"We'll use my yard," said Patrick. "When me mother has company she always calls our yard a garden. It's got a tree in it, and we can get some flags to hang on the clothes line. I was askin' me big brother last night, and he knows all about them games. He'll tell us mor'n Ikey Borrachsohn can about how the thing goes, and when we get it fixed just right, we'll have Miss Bailey and the girls come round some Saturday morning and see us run and jump. Say, it'll be great! I can run faster than any feller in the class; an' I bet I can jump higher too, an' I bet I can throw things farther, too, an' I bet I can lick ye all pole-vaultin', too. Me brother was tellin' me about that."

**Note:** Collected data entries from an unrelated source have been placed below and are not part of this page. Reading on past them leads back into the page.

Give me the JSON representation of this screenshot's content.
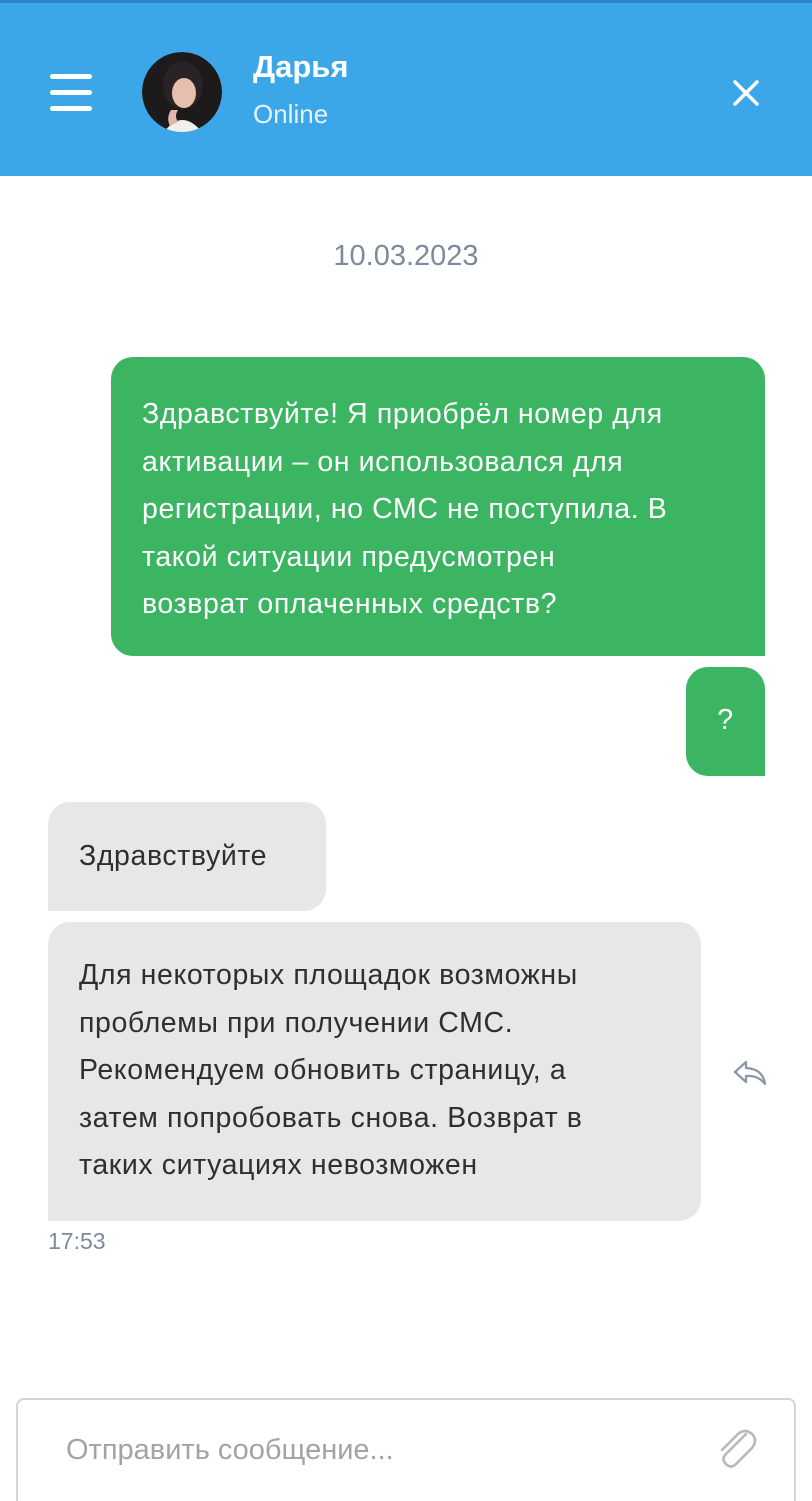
{
  "header": {
    "contact_name": "Дарья",
    "contact_status": "Online",
    "icons": {
      "menu": "hamburger-menu-icon",
      "close": "close-icon"
    },
    "colors": {
      "background": "#3ba7e8",
      "text": "#ffffff"
    }
  },
  "chat": {
    "date_separator": "10.03.2023",
    "messages": [
      {
        "direction": "outgoing",
        "lines": [
          "Здравствуйте! Я приобрёл номер для",
          "активации – он использовался для",
          "регистрации, но СМС не поступила. В",
          "такой ситуации предусмотрен",
          "возврат оплаченных средств?"
        ]
      },
      {
        "direction": "outgoing",
        "text": "?"
      },
      {
        "direction": "incoming",
        "text": "Здравствуйте"
      },
      {
        "direction": "incoming",
        "lines": [
          "Для некоторых площадок возможны",
          "проблемы при получении СМС.",
          "Рекомендуем обновить страницу, а",
          "затем попробовать снова. Возврат в",
          "таких ситуациях невозможен"
        ],
        "time": "17:53"
      }
    ],
    "colors": {
      "outgoing_bubble": "#3cb563",
      "incoming_bubble": "#e7e7e7",
      "meta_text": "#7d8a9c"
    }
  },
  "composer": {
    "placeholder": "Отправить сообщение...",
    "value": "",
    "attach_icon": "paperclip-icon"
  }
}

"I don't know what is 'pole-vaultin' even," said Morris, and asked with some natural curiosity what parts he and other possible competitors were to take in these Games in Gardens.
"Oh, you," answered Patrick, with happy condescension, "you all is goin' to get licked. That's what you're goin' to do. Don't you worry."
But this rôle did not appeal strongly to either of his colleagues.
"I don't know do I likes gettin' licked," Morris objected with some reason.
"Und I don't know will I get licked," said Nathan Spiderwitz, the valorous. "I jumped once, und I run too. I jumped off of a wagon. A awful big grocery wagon, mit crackers on it. Und I jumped when it was goin'. Und I run like an'thin'."
"You was throwed off," taunted Patrick, "you was throwed off by the man when he seen you hookin' crackers."
"Ye lie," said Nathan frankly. "I jumped as soon as he seen me, und I guess I can jump some more. You ain't the only boy what can run und jump, you old-show-of-freshy Irisher."
It was with difficulty that the peaceful Monitor of the Gold Fish Bowl restored harmony, and time was added unto difficulty before the Games in Gardens were satisfactorily arranged.
Had it been possible to consult Miss Bailey, all would have been plain and simple sailing. She was the First Reader's home port, but she was now blockaded for her own benefit. The suggestions of Patrick's big brother were overwhelming and technical. And Isaac Borrachsohn, through constant questionings, grew at once so extravagant and so hazy in his recollections as to be practically useless. Patrick's mother, when applied to for a morning's use of her yard, was curt and kind.